Budget 2025 : Bercy aurait ignoré des notes confidentielles alarmantes concernant l’état des finances publiques
© Yaghobzadeh Alfred/ABACA - Ministère de l'Économie
En 2024, le déficit public en France pourrait dépasser les 6 % du PIB. Selon une enquête menée par l'Œil du 20 heures, publiée jeudi 10 octobre, le ministère de l’Économie aurait pu prévoir cette tendance grâce à des notes confidentielles datant de l’année dernière.
Une situation qui aurait pu être anticipée. Alors que l’état des finances publiques en France semble être au plus mal, France Télévisions a publié une enquête troublante. Dans l’Oeil du 20 heures, diffusé dans le journal télévisé de France 2 jeudi 10 octobre, nos confrères ont dévoilé le contenu de certaines notes confidentielles du ministère de l’Économie datant du 28 novembre 2023. Dans un mémo, Bercy prévient le cabinet de Bruno Le Maire, ministre de l'Économie de l’époque, que "l'activité française a ralenti de façon plus marquée que prévu." Une semaine plus tard, une nouvelle note alerte que le déficit pour l’année 2023 atteindrait 9,2 milliards d’euros, faute de recettes.
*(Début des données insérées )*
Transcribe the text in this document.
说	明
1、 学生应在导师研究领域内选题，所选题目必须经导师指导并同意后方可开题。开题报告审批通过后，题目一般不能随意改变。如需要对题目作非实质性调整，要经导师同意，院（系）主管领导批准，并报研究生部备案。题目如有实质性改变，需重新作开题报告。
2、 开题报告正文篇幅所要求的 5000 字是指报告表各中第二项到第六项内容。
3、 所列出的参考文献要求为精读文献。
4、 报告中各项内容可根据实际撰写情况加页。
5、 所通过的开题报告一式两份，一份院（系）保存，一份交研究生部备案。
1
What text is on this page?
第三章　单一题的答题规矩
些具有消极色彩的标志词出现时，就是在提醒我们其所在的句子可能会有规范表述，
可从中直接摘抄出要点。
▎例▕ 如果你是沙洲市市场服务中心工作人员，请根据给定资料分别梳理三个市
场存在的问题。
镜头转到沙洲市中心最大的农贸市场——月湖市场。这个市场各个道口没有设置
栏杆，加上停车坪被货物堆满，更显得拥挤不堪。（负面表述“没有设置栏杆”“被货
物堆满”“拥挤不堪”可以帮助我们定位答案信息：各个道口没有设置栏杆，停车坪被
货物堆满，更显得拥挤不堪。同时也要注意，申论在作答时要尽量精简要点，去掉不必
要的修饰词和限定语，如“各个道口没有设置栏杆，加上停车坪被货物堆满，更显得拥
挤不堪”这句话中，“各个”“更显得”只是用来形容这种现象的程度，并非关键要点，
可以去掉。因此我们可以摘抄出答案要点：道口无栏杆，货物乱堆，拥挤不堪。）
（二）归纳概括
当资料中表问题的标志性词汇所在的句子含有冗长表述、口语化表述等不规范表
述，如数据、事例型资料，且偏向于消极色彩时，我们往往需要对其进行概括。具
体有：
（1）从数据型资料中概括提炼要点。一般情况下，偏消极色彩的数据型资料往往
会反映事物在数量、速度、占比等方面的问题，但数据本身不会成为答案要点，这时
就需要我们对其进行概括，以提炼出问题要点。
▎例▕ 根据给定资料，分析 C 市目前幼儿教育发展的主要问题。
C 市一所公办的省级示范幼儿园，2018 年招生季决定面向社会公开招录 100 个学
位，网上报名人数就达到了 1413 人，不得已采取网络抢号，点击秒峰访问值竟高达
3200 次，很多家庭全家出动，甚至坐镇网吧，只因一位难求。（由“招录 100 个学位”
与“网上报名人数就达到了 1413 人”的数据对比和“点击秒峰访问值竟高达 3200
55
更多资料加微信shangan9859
Dans les notes confidentielles, le directeur général du Trésor avait toutefois précisé que les chiffres n’étaient pas encore définitifs : "Il convient de rester prudent, mais la tendance n’est pas bonne." Une incertitude qui pousse les dirigeants à patienter. “Quand vous êtes en responsabilité, pour pouvoir agir, il faut avoir la bonne information et quand les directions d'administration vous disent : 'Il est trop tôt pour agir, il est trop tôt pour communiquer', c'est normal qu'on attende d'y voir clair", a expliqué Thomas Cazenave, ancien ministre délégué aux Comptes publics. Mais alors que la situation dérape, Bruno Le Maire a multiplié les déclarations annonçant vouloir atteindre les "4,4 % de déficit" du PIB. Pourtant, une note confidentielle émise en février 2024 révèle que celui-ci a atteint 5,7 %, soit une différence de 35 milliards d’euros.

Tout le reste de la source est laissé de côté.